Commentary: Several years ago, Tina Turner asked in a pop song, “What’s love got to do with it?” Well, as it turns out, quite a lot. Besides being the mark of a Christian (John 13:35), and the greatest virtue, even above faith and hope (1 Cor. 13:13), it is, as the Catechism teaches, the sum of the Ten Commandments. In Romans 13, Paul says that the commandments of the decalogue (he lists 4 of the 10), and “any other commandment, are summed up in this word: ‘You shall love your neighbor as yourself.” Since the Ten Commandments are a summary of the moral law (WSC 41), it follows that the same is true for the command to love. The most basic principle, therefore, of the moral law, and indeed of the entire Old Testament, is love: love for God and love for neighbor (Matt. 22:37-40).

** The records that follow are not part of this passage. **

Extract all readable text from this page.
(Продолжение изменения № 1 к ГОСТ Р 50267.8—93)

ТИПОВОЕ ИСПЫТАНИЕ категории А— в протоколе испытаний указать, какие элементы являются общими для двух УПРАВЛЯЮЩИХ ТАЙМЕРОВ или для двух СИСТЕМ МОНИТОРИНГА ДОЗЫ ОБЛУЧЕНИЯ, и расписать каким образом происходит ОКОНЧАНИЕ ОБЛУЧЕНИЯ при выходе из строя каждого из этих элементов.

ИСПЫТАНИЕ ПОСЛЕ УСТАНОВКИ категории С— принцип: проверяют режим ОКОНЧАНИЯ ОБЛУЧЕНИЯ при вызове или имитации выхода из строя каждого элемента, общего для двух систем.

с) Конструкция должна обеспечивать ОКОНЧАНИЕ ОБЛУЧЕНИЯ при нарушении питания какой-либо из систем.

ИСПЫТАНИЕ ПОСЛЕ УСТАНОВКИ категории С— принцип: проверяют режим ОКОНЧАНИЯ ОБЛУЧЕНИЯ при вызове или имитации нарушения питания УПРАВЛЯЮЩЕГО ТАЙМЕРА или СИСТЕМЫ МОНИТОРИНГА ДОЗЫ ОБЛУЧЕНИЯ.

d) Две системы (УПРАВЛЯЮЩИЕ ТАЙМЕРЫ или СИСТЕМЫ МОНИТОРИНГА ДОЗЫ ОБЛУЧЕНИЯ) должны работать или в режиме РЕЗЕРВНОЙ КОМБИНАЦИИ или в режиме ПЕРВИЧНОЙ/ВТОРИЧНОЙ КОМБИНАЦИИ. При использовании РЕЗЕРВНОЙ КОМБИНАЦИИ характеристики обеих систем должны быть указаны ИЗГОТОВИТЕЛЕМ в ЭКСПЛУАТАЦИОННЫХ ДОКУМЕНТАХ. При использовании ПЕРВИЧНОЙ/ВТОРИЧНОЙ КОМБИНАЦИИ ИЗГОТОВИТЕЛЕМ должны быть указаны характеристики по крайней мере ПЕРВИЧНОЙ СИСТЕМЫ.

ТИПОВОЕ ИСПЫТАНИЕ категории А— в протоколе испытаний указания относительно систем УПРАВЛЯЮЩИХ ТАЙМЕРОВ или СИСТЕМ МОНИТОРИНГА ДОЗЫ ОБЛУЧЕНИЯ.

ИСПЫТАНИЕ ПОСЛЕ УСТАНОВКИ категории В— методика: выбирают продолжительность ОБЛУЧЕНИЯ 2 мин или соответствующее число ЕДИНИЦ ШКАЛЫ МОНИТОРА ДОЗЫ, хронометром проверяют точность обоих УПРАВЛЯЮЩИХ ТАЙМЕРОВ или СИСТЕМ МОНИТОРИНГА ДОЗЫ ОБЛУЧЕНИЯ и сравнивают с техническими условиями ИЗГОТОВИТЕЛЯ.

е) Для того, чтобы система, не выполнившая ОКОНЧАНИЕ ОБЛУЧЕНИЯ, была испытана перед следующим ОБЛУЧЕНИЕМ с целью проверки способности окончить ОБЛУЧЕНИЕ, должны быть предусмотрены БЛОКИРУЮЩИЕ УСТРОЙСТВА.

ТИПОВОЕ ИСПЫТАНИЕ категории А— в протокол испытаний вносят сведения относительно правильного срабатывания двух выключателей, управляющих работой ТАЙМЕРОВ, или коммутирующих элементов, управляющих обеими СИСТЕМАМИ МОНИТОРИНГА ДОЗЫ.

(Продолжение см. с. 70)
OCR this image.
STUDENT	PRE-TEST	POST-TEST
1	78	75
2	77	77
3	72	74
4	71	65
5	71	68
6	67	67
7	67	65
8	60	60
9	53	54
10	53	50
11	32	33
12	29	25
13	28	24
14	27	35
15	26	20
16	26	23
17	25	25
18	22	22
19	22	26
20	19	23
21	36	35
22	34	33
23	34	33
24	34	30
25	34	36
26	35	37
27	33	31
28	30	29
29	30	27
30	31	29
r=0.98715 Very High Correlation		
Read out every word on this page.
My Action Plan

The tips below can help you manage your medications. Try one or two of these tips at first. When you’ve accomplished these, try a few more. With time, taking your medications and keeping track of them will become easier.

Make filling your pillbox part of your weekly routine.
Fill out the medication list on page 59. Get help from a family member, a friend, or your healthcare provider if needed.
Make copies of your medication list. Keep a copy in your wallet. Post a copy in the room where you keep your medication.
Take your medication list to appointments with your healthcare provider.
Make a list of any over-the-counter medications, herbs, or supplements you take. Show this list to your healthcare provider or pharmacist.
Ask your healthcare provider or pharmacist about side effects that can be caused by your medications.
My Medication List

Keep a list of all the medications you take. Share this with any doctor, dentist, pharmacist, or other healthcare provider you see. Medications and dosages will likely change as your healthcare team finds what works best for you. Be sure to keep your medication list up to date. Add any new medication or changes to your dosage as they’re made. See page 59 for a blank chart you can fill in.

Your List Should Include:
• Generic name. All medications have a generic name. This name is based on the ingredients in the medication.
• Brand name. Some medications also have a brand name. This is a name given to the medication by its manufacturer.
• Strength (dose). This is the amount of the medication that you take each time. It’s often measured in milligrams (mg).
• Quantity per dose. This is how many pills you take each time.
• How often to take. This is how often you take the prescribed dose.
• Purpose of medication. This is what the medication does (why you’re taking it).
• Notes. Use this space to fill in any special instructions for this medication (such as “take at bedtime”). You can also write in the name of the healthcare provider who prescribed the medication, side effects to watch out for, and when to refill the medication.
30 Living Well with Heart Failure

We are to love God “with all our heart, with all our soul, with all our strength, and with all our mind.” This means that we are to love God completely and supremely. We don’t love God with half a heart, but with all our heart. We don’t love God with one part of our being (e.g. just our mind), but with every part.
We are to love our neighbor “as ourselves.” Our neighbor is our fellow human being. And we love them in the same way we love ourselves. We look out for their interests even as we look out for our own. Whatever we wish that others do to us, we also do to them “for this is the Law and the Prophets (Matt. 7:12).